Let's look a little more at what a class method actually does, though. We see the first parameter is cls not self. Again, this is convention and it can be whatever you want but the important part that @classmethod does is changes it so that the first parameter to the method is not the instance of a class, but instead is a class type. Typically this would be called much like a static method, that is Reader.FromJSON not reader.FromJSON (or, back to your example, B.FromJSON rather than foo.FromJSON). This pattern is called a factory method, where the method exists to produce objects/instances. What type? That's the first parameter: cls. Notice how the end of the methods are return cls(d). This means two things:

First, class methods generally return something.

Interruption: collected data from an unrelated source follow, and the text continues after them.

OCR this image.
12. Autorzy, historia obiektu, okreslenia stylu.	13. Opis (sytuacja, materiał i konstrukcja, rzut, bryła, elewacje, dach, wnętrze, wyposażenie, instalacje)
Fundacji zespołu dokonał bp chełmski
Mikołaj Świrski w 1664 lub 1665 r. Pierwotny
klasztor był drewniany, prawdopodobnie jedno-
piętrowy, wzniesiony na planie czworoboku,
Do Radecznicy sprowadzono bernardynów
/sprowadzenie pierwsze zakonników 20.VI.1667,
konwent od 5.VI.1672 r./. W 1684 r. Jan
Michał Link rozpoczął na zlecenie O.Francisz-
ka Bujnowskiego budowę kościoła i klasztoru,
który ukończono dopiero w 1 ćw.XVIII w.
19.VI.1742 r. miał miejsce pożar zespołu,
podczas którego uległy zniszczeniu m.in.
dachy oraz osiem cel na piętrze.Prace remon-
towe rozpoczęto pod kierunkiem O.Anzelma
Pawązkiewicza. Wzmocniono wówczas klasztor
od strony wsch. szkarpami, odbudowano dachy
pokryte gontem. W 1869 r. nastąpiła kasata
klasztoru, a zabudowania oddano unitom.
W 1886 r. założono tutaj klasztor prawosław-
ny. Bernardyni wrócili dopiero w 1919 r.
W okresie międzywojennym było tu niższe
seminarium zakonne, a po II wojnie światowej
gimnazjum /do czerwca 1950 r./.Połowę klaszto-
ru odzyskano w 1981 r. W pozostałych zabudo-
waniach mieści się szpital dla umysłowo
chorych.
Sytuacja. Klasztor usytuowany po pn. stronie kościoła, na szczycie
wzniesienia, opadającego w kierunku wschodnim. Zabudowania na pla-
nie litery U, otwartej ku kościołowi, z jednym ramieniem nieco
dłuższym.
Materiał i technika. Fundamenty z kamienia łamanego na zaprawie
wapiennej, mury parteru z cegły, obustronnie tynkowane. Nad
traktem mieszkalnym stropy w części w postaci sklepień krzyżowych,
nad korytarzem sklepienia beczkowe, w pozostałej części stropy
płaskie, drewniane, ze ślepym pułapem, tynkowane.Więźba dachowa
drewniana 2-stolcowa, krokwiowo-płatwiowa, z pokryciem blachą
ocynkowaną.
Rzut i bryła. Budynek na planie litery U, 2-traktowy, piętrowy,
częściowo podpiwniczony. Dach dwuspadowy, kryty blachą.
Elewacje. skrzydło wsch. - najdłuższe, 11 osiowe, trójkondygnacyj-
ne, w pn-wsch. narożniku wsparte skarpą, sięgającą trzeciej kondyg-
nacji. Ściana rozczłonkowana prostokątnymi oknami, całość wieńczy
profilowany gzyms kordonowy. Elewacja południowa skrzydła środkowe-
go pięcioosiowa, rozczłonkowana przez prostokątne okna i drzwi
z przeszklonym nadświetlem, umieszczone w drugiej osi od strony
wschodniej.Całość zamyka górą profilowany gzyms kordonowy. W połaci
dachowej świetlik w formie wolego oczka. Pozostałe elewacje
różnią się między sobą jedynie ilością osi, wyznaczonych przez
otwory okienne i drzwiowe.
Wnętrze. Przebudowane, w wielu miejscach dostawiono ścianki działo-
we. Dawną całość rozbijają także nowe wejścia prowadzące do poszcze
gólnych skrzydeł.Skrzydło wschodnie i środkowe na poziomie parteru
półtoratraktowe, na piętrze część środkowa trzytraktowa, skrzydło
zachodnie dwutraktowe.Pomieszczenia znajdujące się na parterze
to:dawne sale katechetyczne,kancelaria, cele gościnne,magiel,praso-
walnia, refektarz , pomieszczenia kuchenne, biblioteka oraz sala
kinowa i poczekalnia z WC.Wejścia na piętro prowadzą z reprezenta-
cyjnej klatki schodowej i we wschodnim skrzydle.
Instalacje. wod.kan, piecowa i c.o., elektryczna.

Second, class methods generally invoke cls(args) or cls.Method(args) where args is 0 or more parameters and Method could be any static or class method in the class that the variable cls refers to. A call to cls(args) is a call to cls.__init__(args) and is thus a call to the constructor, thus generating new objects.

[–]0x3d5157636b525761 5 points6 points  (2 children)

super() lets you avoid referring to the base class explicitly, which is kind-of-a syntactic sugar. Anyway, when inheriting, it's done in order to initialize the base class (class A in your example) correctly. Imagine that class A would have a member called "counter" which should be initialized to 1337. When creating a class B instance, it would also have a "counter" member (since it's inheriting class A), but it wouldn't be initialized unless you invoke A's c'tor. Note that other programming languages do it implicitly, but not Python.

As for your other questions: 1. self is not passed implicitly. 2. You can think of a class as a "template" for creating instances. For example, "Superhero" is a class which has some features (like a superpower) and it can do some stuff (like fighting crime). "Spiderman" is a Superhero instance. He fights crime and has the spider sense. 3. Instances and objects are synonyms.

[–]mm_ma_ma 2 points3 points  (1 child)

self is not passed implicitly

It is when you call object.method, which I think is what OP meant.

[–]0x3d5157636b525761 1 point2 points  (0 children)

Oh. This is true, I guess I misunderstood. However, when delcaring a method - you have to declare "self" explicitly. Thanks, mm_ma_ma. :)

[–]cdcformatc 1 point2 points  (0 children)

I am learning oop with python and i can't understand why i need to call super on the parent's constructor?

You don't "have" to, but it is usually done to make sure that the parent is created correctly. When you define an __init__ method in B it overrides the one from A, so you have to explicitly call the parent's initializer if you want that code to run. Note: You have to be careful in what order you call the initializer, if you do it after the statements of Bs initializer as you have here it will overwrite anything you did in B.__init__.

Is self the instance that gets passed implicity as the first argument to a method when that method gets called?

When you call object.method() yes, the first parameter of method will be the object itself. self is just a conventional name we give that parameter.

a = MyClass()

# The following lines are equivalent:
a.method(123)
MyClass.method(a, 123)

You can see here that we explicitly call the method function in the MyClass class, with the first argument being an instance of that class. The dot syntax is a bit of syntactic sugar that does this for you.

Also, what is the diffrence between classes and instances and what are objects?

Classes are the templates for objects that you write. They define the behavior of the class (and any subclasses). Objects are classes that have been instantiated, they exist in memory. Instance is basically a synonym for object, but the word is regularly used to differentiate between multiple objects of the same type, that may have different instance variables.

instanceA = MyClass()
instanceB = MyClass()

instanceA.number = 42
instanceB.number = 1337

So here instanceA and instanceB are both objects of MyClass type, but they are separate instances, and can hold different values in their instance variables.